Âdeta halk mahkemeleri!

Marmara Üniversitesi Rektörü Prof. Dr. Mehmet Emin Arat'ın adını R. T. Erdoğan diploma tartışmaları sırasında duymuştum. R T. Erdoğan, tartışmaların yine alevlendiği bir sıra, "Emin Bey'e dedim ki..." diye başlayan bir cümle kurmuş ve diploması hususunda açıklama yapılmasını istediğini söylemişti.   "Emin Bey" gerekli açıklamayı yapmış, inceden inceye okumama rağmen, ne demek istediğini, herkes gibi, anlamakta zorlanmıştım. Neyse... Diploma meselesi kapandı. Artık açıl(a)maz. Referandumda bir de "evet" çıksın... Herkes sözünü tartarak konuşacak!

 Azerbaycan'da "Türk tipi" başkanlığı biliyorsunuz. Bizde bakanlar kurulumuzda bir "akraba" var. Resmî "tek adam" idaresine geçildikten sonra başkan yardımcılarından birinin oğul, kız veya damat olmaması için sebep kalmıyor. Çünkü halkım, "tek millet, iki devlet" Türkiye-Azerbaycan arasındaki güçlü bağları görerek oyunu verdiğine göre, başkan yardımcısının yakın akrabası olmasının, başkanlık koltuğunda oturan bir insanın sırtının pek olması anlamına geleceğini idrâk etmiş demektir!

Türk tarihinde hanımların yeri ayrıdır. Hiç eski Türk paralarını incelediniz mi?

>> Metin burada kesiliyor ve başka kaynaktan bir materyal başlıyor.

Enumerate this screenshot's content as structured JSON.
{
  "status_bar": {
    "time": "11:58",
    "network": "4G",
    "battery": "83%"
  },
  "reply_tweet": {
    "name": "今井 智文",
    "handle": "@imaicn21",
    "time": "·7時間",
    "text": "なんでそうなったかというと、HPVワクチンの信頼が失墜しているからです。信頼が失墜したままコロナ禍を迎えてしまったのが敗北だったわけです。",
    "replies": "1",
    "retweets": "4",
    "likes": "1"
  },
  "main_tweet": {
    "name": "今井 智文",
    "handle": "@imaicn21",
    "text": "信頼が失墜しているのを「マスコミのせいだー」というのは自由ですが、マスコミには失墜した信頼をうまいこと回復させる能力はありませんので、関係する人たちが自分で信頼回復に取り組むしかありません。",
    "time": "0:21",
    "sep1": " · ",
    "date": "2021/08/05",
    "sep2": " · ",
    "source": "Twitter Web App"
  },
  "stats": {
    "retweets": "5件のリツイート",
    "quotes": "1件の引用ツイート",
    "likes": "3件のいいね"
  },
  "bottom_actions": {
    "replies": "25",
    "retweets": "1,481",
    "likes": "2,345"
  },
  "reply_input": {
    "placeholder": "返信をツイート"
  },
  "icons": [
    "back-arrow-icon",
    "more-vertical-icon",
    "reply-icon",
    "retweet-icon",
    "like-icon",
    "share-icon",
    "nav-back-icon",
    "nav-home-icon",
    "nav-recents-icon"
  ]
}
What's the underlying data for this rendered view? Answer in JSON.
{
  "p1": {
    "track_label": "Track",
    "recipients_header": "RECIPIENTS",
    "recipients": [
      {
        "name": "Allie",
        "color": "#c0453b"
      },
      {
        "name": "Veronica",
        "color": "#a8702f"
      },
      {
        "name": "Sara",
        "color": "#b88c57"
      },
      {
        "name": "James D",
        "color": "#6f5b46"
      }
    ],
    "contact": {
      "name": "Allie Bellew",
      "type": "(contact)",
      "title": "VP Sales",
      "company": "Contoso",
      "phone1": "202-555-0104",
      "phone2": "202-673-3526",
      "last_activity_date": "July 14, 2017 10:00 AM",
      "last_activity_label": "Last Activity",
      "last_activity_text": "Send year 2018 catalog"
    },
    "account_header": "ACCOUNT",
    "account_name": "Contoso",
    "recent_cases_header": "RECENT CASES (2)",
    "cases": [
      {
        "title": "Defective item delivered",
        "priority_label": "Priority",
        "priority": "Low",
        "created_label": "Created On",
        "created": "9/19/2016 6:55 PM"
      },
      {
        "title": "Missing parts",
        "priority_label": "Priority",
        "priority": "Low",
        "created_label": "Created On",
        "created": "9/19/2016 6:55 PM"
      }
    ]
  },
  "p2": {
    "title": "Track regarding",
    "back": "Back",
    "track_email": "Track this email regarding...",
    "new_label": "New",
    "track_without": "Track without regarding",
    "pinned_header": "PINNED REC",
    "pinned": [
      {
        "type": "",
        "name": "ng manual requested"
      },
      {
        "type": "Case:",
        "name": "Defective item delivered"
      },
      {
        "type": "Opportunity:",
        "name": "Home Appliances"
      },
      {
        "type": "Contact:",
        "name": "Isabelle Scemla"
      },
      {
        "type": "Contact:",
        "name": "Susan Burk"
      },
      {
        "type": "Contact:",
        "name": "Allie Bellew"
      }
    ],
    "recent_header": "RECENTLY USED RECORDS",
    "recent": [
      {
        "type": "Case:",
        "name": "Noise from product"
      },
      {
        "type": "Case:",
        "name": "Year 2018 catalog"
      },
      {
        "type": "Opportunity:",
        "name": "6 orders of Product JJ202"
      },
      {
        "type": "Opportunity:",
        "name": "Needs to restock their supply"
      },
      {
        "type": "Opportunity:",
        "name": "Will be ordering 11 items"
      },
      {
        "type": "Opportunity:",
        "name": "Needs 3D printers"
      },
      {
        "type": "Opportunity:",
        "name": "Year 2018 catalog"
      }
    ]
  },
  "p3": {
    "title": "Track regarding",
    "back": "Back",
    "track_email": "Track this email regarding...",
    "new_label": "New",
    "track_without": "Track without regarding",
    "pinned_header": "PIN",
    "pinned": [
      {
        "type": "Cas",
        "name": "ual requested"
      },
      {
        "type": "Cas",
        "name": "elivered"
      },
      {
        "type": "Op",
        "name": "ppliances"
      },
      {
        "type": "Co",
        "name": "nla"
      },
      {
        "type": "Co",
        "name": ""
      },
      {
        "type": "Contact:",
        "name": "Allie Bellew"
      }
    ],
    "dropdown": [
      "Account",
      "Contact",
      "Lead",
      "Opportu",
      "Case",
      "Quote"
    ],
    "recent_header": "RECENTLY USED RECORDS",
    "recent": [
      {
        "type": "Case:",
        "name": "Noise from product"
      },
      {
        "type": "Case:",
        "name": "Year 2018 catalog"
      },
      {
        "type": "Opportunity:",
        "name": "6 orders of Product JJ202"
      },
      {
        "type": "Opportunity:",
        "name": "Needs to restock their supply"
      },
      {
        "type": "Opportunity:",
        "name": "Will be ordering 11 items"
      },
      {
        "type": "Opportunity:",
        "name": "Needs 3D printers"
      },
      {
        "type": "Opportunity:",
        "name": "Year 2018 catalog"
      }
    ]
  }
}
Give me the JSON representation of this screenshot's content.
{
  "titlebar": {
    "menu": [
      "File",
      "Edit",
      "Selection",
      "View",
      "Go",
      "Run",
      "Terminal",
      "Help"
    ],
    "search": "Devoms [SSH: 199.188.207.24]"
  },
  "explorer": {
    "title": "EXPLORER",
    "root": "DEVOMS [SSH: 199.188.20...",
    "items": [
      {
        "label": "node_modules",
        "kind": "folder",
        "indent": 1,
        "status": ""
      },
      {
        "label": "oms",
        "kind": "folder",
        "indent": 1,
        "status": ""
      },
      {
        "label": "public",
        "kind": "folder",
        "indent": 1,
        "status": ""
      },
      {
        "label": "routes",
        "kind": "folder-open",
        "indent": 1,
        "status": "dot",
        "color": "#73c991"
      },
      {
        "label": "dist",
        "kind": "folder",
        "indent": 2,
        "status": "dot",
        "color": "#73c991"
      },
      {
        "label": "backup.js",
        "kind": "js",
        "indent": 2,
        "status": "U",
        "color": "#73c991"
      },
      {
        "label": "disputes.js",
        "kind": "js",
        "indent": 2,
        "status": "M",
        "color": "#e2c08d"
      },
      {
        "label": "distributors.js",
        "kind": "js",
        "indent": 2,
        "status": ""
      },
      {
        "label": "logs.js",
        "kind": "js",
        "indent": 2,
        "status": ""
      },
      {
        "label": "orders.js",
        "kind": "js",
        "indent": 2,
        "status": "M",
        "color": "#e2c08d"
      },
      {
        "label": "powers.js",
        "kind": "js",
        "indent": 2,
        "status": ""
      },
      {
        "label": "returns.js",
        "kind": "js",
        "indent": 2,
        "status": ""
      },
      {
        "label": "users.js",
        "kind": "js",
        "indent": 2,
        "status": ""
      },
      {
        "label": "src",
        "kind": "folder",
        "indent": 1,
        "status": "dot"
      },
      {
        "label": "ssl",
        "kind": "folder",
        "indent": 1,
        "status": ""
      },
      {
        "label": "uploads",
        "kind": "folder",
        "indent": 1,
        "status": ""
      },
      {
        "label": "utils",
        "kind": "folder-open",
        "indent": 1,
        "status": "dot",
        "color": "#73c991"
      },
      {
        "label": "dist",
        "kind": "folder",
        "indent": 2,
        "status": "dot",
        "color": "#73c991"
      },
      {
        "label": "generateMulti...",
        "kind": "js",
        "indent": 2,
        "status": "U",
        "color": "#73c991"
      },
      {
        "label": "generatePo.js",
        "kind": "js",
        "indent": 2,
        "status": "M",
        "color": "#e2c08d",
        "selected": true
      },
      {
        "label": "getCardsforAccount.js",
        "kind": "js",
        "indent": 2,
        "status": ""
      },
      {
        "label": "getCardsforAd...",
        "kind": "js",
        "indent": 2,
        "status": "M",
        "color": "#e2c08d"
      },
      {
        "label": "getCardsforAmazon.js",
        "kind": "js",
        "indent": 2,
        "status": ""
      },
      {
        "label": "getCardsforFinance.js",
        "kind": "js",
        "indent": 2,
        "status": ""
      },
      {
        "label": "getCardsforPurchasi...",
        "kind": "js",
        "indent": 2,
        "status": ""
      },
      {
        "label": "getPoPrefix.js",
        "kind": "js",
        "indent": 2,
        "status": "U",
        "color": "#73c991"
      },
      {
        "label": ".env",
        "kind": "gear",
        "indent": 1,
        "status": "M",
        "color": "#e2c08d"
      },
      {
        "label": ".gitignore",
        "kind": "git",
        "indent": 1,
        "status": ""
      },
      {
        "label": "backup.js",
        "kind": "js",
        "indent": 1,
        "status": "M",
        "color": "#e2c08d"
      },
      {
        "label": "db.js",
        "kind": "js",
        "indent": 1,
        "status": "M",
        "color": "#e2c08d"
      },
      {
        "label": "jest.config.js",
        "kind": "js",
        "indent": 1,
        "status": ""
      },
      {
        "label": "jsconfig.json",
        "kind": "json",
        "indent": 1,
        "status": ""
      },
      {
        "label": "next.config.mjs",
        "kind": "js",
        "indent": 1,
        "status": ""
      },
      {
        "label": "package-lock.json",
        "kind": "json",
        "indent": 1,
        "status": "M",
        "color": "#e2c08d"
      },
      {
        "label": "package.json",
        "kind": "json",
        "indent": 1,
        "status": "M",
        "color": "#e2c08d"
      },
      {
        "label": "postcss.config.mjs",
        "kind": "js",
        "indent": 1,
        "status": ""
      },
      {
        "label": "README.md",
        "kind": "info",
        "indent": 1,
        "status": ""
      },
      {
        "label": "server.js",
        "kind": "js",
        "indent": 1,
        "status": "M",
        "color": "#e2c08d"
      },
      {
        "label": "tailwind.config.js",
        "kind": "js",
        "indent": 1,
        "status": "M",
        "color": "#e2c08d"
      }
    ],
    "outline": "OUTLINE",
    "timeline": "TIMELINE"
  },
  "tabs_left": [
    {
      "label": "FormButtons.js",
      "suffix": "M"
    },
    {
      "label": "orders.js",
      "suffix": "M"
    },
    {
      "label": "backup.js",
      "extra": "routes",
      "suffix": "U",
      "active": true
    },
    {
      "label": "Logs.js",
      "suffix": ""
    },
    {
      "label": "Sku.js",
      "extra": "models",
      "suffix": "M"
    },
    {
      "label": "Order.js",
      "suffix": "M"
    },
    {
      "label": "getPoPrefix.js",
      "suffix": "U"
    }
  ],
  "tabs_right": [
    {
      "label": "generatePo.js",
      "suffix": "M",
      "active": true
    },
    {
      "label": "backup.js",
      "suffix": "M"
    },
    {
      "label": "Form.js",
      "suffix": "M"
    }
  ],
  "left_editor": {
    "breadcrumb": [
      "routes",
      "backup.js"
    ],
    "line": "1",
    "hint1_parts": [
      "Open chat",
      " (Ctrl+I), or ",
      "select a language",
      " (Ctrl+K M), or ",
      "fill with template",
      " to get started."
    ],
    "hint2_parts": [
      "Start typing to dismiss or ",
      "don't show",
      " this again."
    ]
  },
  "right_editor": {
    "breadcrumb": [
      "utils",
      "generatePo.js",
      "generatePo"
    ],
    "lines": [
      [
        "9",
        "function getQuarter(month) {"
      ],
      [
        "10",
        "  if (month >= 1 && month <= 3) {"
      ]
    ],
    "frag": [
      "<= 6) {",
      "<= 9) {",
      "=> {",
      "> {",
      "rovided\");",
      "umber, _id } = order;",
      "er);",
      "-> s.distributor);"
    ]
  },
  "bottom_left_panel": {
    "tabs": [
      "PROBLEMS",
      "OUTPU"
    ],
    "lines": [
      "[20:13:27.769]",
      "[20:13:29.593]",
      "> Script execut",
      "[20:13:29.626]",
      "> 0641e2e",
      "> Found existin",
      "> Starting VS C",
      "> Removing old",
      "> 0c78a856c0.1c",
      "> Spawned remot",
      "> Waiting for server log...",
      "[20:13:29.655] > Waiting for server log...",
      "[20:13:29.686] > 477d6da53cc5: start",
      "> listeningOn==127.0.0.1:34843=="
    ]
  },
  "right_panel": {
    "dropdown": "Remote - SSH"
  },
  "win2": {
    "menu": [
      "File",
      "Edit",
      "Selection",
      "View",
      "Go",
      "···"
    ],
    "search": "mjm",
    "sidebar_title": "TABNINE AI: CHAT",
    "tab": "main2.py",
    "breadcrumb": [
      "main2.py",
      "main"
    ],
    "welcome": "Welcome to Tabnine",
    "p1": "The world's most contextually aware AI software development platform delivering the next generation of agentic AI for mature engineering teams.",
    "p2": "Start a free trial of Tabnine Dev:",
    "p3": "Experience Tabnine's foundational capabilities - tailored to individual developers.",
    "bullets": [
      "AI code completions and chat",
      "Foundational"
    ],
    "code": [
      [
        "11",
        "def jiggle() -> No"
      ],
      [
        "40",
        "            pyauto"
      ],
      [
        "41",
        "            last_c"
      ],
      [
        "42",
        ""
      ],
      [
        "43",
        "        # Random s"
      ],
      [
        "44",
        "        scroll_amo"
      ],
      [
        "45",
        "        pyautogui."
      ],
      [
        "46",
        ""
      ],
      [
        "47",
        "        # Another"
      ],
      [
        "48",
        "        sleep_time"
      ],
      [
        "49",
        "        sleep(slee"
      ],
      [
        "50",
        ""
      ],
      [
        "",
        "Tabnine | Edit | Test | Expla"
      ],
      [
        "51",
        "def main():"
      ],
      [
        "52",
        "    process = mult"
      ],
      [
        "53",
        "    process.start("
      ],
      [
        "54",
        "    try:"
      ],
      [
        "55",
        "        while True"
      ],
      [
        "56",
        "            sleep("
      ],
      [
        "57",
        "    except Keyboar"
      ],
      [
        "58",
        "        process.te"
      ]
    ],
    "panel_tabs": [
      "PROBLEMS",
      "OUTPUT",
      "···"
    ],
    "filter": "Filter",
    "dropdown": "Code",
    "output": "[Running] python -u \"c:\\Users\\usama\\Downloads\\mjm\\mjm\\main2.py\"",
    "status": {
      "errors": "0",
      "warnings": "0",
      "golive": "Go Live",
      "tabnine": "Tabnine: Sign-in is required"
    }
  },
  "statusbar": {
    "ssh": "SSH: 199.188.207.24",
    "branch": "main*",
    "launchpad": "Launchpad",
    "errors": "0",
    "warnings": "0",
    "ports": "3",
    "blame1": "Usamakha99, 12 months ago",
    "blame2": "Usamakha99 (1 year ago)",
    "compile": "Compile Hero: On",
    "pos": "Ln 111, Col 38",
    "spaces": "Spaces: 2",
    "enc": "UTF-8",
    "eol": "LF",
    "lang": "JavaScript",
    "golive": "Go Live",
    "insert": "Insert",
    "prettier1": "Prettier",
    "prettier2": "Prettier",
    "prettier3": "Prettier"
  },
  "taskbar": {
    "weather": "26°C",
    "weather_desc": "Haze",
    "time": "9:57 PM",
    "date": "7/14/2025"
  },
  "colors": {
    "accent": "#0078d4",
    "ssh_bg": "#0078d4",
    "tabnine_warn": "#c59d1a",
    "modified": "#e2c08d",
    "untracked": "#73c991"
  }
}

Parada bile hatun (katun) ve han bir aradadır.

 "Türk tipi" başkanlığın en bariz örneği şimdi Azerbaycan. Tıpkı eski hakanlıklar gibi, karı-koca ülkeyi yönetiyor. Belki çok hayırlı olacaktır. (Timur'un kadınlarının da devlet yönetiminde etkileri vardı. Protokolde görünürlerdi. Sonra daha geniş bahsederim, Nergishan Tekin'in,  Emir Timur-Gücün Adı kitabında bu konuya giriliyor.)

Bizim ne eksiğimiz var! Madem "Türk tipi" başkanlık... Hanım veya oğul, kız, damat neden başyardımcı olmasın! Elini tutan mı var? Hesap soran mı var? Hesap vereceği bir merci mi var? Hakikaten hayırlı olabilir!

Nereden geldik bu konuya ki! Mehmet Emin Arat, R. T. Erdoğan'a yakınlığından olacak, kendisine bir söz gelmeyeceğini bildiği için, BBC Türkçe servisine konuşmuş. PKK bildirisine (PKK'ya yakın duranların "barış bildirisi" dedikleri) imza atan akademisyenleri nasıl üniversiteden uzaklaştırdıklarını anlatmış.

Bu bildiriyi imzalayanlara en ağır ifadeleri kullanan R. T. Erdoğan'dır. Cephe gerisi PKK destekçilerinin neden cezasız kaldıklarını, imzanın toplanma merkezi gösterilen Boğaziçi Üniversitesi'ne dikkati çekerek, sık yazan ise biziz.

Cezalandırmak başka, kovmak başkadır. Biri, kanunda karşılığı olan suçu işlemişse, cezasız kalması düşünülemez.

Lügatimde iki kelime yoktur: "Yasak" ve "kovmak"! Dikkat ederseniz "Yasaklayın!", "Kovun!" demem.

Rektör Bey, uzaklaştırılanlar için: ""Listeden seçtik." diyor. Beş kişilik hukukçu grup kurmuşlar, insanları, çöplüğe atar gibi atmışlar. "Devlet" olmak bu mu?!

PKK-severler yanında Fethullahçı bildiklerini de kovuyorlar. Çocuğunu onların okuluna göndermişlerden, bankalarına para yatırmışlardan falan seçmişler.

İnsanın aklı duruyor değil mi?! Kendilerini mahkeme yerine koymuşlar, asıp kesmişler. Tıpkı eski komünistlerin "halk mahkemeleri" kurmaları gibi.

Kimse kendi başına kalkıp "Seni cezalandırdım!" diyemez!

Bizim başından beri söylediğimiz "Saddamlaşma" budur!